Внук накрутил на палец кольцо своих золотых волос и спросил, решив, очевидно, подойти с другой стороны:
— А что это значит «чокнулись»?
— А это делалось так: берет, значит, один человек в руку рюмку и другой человек в руку рюмку. Стукнут рюмку о рюмку, да и выпьют. Если человек шесть-семь за столом сидело, то и тогда все перестукаются.
— Для чего?
— А чтобы выпить.
— А если не чокаться, тогда уж не выпьешь?
— Нет, можно и так, отчего же.
— Так зачем же чокались?
— Да ведь, не чокнувшись, как же пить?
Я опустил голову, и слабый розовый отблеск воспоминаний осветил мое лицо.
— А то еще, бывало, чокнутся и говорят: «Будьте здоровы», или «Исполнение желаний», или «Дай бог, как говорится».
— А как говорится? — заинтересовался внук.
— Да никак не говорится. Просто так говорилось. А, то еще говорили: «Пью этот бокал за Веру Семеновну».
— За Веру Семеновну, — значит, она сама не пила?
— Какое! Иногда как лошадь пила.
— Так зачем же за нее? Дед, не спи! Заснул…
А я и не спал вовсе. Просто унесся в длинный полуосвещенный коридор воспоминаний.
Настолько не спал, что слышал, как, вздохнув и отойдя от меня к сестренке, Костя заметил соболезнующе:
— Совсем наш дед Аркадий из ума выжил.
— Кого выжил? — забеспокоилась сердобольная сестра.
— Сам себя. Подумай, говорит, что пили что-то, от чего голова болела, а перед этим стукали рюмки об рюмки, а потом садились и начинали чертей ловить. После ложились под забор и умирали. Будьте здоровы, как говорится!
Брат и сестра взялись за руки и, размахивая ими, долго и сочувственно разглядывали меня.
Внук заметил, снова вздохнув:
— Старенький, как говорится.
Сестренке это понравилось.
— Спит, как говорится. Чокнись с ним скалкой по носу, как говорится.
— А какая-то Вера Семеновна пила, как лошадь.
— Как говорится, — скорбно покачала головой сестренка, — совсем дед поглупел, что там и говорить, как говорится.
Никогда, никогда молодость не может понять старости. Плохо мне будет в 1954 году, ох, плохо!.. Кхе-кхе!..
Толстый человек, отдуваясь и тяжело дыша, утирал громадный лбище громадным клетчатым платком и, делая после каждого слова антракт, в виде глубокой передышки, говорил:
— Это (передышка) как же (передышка) будет (передышка) теперича?
— А что? — недоуменно поднял я голову.
— Значит, это выходит, что жить не по-хорошему нужно, не в браке, а в разврате — да? В гнусности — да?
— Именно?
— Раз свадьбы не сделаешь — что ж оно выйдет? Ясное дело.
— Какой свадьбы?
— Какая бывает. Между двумя.
— Которыми?
— Вообще. Барышня, скажем, и кавалер.
— Ну?
— Между ими, говорю.
— Так кто ж им мешает жениться?
— Без свадьбы-то?
— Со свадьбой!
Толстяк охнул и, как кит, выпустил из ноздри струю воздуха, поколебавшую гардину на окне.
— Где-же это вы, скажите на милость, свадьбу теперь увидите?
— А что? Пост?
— Тоже вы скажете — пост. Пост дело проходячее: пост ни при чем.
— А что не проходячее?
— Читали, что всякое питье хотят уничтожить?

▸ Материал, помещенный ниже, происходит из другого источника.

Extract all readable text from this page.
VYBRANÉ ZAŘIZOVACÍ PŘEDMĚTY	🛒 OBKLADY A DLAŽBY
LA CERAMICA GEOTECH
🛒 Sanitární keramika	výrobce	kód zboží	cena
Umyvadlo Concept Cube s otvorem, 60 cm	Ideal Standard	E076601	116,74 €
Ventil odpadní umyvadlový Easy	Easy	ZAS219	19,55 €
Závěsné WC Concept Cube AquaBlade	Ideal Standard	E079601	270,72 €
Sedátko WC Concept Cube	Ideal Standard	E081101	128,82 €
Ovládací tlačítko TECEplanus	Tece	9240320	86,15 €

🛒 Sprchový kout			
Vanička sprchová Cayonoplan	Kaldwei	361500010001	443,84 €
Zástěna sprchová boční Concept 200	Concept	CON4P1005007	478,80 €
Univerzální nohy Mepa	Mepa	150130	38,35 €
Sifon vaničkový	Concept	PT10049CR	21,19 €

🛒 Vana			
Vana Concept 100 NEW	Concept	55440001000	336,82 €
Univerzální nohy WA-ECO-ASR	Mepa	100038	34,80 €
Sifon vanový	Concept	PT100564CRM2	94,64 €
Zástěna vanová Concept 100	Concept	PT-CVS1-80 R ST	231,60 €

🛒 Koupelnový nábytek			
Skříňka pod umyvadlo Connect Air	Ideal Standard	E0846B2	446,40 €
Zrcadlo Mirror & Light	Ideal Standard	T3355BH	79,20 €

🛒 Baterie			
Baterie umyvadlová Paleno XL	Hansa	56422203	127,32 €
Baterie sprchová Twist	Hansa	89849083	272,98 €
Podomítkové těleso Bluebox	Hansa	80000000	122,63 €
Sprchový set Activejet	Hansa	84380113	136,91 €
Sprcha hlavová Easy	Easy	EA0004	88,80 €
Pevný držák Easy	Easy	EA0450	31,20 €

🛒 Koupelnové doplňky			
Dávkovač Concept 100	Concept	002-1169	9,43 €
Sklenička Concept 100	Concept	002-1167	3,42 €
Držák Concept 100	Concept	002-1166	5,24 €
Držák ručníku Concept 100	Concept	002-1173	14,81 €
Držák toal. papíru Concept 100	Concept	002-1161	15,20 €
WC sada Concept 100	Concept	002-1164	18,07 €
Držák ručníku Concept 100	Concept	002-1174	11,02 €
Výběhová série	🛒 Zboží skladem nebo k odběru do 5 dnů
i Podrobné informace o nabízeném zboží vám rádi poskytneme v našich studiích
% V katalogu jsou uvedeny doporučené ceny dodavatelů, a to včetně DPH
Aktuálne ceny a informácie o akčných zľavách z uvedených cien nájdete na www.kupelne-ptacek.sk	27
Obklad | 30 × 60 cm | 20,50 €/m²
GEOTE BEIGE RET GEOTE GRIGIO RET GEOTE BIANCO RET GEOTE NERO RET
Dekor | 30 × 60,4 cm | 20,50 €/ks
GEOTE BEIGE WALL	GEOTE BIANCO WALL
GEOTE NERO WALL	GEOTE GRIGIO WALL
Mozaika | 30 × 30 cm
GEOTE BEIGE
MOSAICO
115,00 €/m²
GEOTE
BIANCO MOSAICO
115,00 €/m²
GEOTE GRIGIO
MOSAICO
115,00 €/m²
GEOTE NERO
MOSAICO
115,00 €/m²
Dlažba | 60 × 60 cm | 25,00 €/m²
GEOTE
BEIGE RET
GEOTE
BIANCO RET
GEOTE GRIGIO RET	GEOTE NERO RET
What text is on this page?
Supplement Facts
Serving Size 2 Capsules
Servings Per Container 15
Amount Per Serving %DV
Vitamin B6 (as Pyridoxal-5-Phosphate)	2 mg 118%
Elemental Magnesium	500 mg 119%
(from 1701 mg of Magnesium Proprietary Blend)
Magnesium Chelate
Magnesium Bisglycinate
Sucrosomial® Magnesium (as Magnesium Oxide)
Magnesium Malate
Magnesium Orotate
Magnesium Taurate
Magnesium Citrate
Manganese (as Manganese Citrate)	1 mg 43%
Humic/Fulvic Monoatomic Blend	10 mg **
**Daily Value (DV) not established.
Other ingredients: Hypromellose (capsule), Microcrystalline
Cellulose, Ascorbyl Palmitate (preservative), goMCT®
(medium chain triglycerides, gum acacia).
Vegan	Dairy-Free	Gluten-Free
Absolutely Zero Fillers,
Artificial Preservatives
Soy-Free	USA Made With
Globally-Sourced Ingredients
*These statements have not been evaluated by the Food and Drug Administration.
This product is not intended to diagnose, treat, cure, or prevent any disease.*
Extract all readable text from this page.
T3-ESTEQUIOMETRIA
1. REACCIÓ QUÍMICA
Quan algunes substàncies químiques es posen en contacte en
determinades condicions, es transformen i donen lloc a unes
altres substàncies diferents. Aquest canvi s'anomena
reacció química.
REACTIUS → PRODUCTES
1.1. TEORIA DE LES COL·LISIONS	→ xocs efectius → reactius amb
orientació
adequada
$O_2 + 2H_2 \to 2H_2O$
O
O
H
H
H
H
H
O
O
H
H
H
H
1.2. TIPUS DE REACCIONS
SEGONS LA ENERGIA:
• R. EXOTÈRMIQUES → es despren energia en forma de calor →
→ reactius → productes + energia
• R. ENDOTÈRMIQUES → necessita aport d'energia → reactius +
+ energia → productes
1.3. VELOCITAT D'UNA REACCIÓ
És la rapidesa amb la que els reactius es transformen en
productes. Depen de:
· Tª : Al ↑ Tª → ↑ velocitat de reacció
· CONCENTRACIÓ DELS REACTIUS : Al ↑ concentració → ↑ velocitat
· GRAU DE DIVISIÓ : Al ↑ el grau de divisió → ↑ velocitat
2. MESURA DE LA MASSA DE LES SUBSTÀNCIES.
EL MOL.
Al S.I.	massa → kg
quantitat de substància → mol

— Читал. Прекрасная мысль.
— Умники вы!.. Новомодные танцоры. Шаркуны, трам-блям… Вот и выдумываете бо-зна-что!
— Однако, при чем тут свадьба?
— О, Господи-ж! Да какая христианская душа без выпивки свадьбу справит? Ведь куры ж засмеют. Господи, Господи!
— Какой вздор. Обряд бракосочетания не требует выпивки.
— Так-с. Вы по-умному все, по-балетному рассуждаете. А дозвольте вас спросить: вернумшись?
— Что такое — вернумшись?
— Вернумшись с этого бракосочетания, как вы выражаетесь, что они должны делать?
— Молодые?
— Да-с. И молодые, и старые.
— Чай пить.
— Это на свадьбе-то?! Да пригласи меня человек на такую свадьбу — я и ему и его невесте всю прическу чаем ошпарю!
— Пусть не приглашает.
— Это меня-то? Дядю-то? Кто его после такого поступка лечить будет?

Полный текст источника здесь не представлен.